Thursday, July 31, 2014

Data management and Machine Learning -- Picking off Feature Engineering

Over the last few years, there have been many interesting efforts from the data management research community to support various kinds of machine learning workloads on large data sets. Projects like MLBase, MADLib, SystemML, ScalOps on Hyracks, as well as systems like Spark, Mahout, have surfaced many interesting ideas.

I think a recent line of work in the database community that focuses on the "feature engineering" phase of a machine learning project is particularly promising. Brainwash, outlined at CIDR in 2013 and Columbus, described at SIGMOD this year argue that the "feature engineering" pipeline that needs to be built to feed any particular learning algorithm tends to take up the majority effort in any machine learning project. In fact, I've heard many practitioners estimate the feature engineering and "pipeline work" to consume about 90% of the resources (time, people) in a machine learning project. This includes getting all the features together in one place, gathering statistics about the features, possibly normalizing them, and making sure any transformations applied correctly before handing it over to the learning algorithm.

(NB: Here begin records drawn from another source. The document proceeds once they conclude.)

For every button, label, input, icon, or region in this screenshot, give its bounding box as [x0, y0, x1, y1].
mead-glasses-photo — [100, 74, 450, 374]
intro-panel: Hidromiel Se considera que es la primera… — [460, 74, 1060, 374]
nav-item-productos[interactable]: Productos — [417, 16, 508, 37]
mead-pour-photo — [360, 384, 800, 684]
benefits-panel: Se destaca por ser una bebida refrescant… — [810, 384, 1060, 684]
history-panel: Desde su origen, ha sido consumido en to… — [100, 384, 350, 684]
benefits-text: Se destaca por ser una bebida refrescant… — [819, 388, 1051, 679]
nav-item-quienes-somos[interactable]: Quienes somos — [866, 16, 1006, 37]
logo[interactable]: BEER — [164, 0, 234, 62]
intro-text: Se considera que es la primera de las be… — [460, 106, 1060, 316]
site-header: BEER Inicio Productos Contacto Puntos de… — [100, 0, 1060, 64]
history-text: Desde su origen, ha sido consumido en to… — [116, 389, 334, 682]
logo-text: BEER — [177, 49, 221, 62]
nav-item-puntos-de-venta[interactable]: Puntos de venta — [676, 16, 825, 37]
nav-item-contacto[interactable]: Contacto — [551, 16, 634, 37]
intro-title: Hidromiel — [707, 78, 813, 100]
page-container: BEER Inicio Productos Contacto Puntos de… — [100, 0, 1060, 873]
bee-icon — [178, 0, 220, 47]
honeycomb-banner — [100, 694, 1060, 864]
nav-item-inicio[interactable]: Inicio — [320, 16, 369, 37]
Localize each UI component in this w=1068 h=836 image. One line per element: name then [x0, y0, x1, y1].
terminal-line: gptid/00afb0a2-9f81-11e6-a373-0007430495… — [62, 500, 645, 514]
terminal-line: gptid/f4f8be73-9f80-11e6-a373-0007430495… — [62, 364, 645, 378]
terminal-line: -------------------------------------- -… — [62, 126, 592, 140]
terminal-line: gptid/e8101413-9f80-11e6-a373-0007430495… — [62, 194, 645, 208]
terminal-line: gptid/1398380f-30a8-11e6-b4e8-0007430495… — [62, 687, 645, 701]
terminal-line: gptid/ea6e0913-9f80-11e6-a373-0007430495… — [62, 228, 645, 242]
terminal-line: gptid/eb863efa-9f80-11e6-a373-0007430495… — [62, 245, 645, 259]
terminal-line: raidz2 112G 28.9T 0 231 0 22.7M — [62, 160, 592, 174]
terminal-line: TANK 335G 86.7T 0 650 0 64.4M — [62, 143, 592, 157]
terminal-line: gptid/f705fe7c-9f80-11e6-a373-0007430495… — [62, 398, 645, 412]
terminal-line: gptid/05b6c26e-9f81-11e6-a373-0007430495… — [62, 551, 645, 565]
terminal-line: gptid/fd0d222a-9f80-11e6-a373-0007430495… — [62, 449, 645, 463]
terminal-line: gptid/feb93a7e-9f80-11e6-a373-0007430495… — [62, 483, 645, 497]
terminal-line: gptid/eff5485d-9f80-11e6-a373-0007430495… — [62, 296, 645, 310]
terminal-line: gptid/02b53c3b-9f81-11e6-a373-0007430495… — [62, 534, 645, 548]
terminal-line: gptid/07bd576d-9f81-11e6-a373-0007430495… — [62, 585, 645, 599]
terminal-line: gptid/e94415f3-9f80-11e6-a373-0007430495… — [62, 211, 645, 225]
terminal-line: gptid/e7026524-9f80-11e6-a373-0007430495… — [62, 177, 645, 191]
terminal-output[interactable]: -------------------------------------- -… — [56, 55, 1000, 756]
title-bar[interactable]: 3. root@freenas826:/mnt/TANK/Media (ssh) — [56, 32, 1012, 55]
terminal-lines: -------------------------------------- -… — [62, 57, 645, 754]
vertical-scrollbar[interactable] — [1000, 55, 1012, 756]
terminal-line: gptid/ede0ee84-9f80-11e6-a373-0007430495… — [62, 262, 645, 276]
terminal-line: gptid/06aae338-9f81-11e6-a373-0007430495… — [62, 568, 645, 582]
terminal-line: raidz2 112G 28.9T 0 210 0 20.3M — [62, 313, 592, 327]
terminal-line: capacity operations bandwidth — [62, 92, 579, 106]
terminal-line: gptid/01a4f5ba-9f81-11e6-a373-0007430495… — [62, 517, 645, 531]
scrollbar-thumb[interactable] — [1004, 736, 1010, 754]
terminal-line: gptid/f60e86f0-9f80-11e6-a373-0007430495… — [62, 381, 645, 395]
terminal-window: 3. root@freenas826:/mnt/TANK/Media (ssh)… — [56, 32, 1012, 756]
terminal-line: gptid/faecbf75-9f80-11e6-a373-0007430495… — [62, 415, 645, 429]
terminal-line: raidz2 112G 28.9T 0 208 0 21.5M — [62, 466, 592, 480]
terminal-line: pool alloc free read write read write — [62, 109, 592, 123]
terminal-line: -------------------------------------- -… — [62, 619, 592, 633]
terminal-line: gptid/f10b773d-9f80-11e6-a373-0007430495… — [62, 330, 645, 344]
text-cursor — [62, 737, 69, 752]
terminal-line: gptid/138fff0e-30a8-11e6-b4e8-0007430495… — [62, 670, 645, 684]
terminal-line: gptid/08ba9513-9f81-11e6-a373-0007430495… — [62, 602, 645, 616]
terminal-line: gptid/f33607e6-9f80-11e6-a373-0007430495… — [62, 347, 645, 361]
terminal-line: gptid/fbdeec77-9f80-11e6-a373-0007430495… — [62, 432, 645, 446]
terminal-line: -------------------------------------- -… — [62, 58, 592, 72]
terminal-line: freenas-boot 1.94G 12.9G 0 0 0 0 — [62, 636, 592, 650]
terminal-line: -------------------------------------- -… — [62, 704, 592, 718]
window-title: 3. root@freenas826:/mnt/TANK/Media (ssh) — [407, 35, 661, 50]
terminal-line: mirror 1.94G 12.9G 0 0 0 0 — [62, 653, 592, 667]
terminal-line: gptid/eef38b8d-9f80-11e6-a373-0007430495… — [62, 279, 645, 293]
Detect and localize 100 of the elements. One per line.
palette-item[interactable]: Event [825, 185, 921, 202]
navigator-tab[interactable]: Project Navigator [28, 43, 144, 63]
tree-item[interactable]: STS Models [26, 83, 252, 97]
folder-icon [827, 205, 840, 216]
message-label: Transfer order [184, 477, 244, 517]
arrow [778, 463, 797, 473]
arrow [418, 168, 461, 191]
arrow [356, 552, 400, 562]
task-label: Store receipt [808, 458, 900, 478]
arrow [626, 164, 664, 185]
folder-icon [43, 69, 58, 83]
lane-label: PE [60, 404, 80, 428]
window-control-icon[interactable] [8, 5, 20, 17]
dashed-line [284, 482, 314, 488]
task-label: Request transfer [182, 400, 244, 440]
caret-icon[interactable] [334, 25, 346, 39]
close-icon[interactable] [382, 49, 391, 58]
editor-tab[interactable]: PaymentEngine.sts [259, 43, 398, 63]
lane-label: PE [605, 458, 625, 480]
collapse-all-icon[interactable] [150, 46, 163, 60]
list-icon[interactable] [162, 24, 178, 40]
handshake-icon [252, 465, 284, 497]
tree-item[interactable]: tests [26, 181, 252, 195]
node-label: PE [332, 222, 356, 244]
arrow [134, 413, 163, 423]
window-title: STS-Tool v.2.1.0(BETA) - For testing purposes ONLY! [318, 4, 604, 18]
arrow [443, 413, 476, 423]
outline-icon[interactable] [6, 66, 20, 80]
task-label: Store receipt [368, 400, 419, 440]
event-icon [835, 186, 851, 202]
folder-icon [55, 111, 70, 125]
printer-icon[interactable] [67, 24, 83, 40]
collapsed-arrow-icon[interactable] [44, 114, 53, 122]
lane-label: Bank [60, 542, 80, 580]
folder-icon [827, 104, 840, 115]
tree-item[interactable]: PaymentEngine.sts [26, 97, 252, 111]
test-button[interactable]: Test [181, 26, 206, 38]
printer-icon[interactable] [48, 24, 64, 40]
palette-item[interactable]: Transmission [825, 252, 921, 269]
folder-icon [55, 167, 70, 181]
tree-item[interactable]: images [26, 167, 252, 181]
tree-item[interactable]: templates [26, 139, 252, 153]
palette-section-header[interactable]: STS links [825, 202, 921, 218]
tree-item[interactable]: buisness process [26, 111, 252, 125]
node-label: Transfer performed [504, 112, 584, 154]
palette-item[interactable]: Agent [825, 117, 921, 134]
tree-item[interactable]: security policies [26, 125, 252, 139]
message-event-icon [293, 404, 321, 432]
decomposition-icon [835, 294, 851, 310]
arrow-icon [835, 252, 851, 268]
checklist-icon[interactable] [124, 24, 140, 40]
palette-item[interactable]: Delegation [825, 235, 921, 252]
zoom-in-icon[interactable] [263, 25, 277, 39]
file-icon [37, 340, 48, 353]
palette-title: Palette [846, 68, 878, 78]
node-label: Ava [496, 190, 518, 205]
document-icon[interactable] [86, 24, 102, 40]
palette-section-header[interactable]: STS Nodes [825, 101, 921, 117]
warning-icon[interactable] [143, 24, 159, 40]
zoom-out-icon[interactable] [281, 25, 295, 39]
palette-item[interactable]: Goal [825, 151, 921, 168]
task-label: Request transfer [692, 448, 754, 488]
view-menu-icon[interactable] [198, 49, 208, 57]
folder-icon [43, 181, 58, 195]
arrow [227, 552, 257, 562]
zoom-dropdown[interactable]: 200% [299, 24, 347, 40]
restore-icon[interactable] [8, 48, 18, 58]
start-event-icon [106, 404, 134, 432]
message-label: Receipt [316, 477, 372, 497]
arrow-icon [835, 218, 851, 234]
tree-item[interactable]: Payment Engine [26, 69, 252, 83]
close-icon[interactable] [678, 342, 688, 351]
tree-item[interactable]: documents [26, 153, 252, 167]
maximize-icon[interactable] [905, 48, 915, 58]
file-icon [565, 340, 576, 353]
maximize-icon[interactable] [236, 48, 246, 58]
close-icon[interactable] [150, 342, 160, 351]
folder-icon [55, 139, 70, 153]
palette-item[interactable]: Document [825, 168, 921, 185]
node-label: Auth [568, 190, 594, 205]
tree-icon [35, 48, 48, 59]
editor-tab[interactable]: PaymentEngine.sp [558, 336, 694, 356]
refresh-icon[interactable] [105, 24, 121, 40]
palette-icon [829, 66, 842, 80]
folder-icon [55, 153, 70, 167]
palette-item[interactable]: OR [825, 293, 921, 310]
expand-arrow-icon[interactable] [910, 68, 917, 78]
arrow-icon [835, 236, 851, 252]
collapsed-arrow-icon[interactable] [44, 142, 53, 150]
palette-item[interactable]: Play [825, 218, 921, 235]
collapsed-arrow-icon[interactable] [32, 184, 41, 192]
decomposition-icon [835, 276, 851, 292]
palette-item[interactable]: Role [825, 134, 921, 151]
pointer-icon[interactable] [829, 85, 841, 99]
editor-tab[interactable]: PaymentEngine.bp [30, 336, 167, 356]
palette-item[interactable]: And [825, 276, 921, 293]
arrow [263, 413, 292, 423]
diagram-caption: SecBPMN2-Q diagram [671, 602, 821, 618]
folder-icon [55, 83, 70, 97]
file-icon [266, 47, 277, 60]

Columbus  provides a library of functions in R to build up a feature selection pipeline. In return for expressing the feature selection workflow using the interface provided by this library, Columbus promises several optimizations by reasoning about 1) user-specified error tolerance, 2) sophistication of learning task, and 3) amount of reuse. In experiments, the naive execution strategy was more than an order of magnitude slower than the plan Columbus picked for the program. The optimizations exploit well-known opportunities -- view materialization from databases, sophisticated sampling of input data (constrained by target accuracy) to reduce overall work, and using QR factorization to solve repeated least-squares problems efficiently.

There are some (non-technical) flaws in the paper -- while some enterprise feature-engineering workloads may look like what they outline, things look very different in internet companies that repeatedly solve learning problems on large datasets. (Besides, R is often not the tool of choice for large learning problems, so this is a bit of a random nit.)  For ad-hoc machine learning tasks in enterprise settings, I can see this being a reasonable fit. Also with Columbus, are you still writing your feature-engineering code in R if you're using the library functions provided? You have to pass in selection predicated in strings parsed/interpreted by Columbus -- you're now limited not by what you can do in R, but what support is built into Columbus for feature engineering. Is this expressive enough to be broadly useful without having to hack up the R parser? (On a side-note, a DSL friendly language like Scala might offer some nice advantages here, but then you're no longer in an R console.)

I do think the choice of focusing on the feature-engineering workflow is brilliant, and perhaps the place where the data management community can add the most value. Broader "declarative framework for machine learning" approaches are riskier (even when they make the sensible choice of doing a domain specific language in a DSL-friendly host-language) and may take much longer to have an impact. I'm excited to see where this line of research leads.

I'd recommend reading the Columbus paper. It won SIGMOD's best paper, and is a fun read. There are several ideas here that might be broadly useful to the more ambitious systems that are trying to support full fledged machine learning workflows.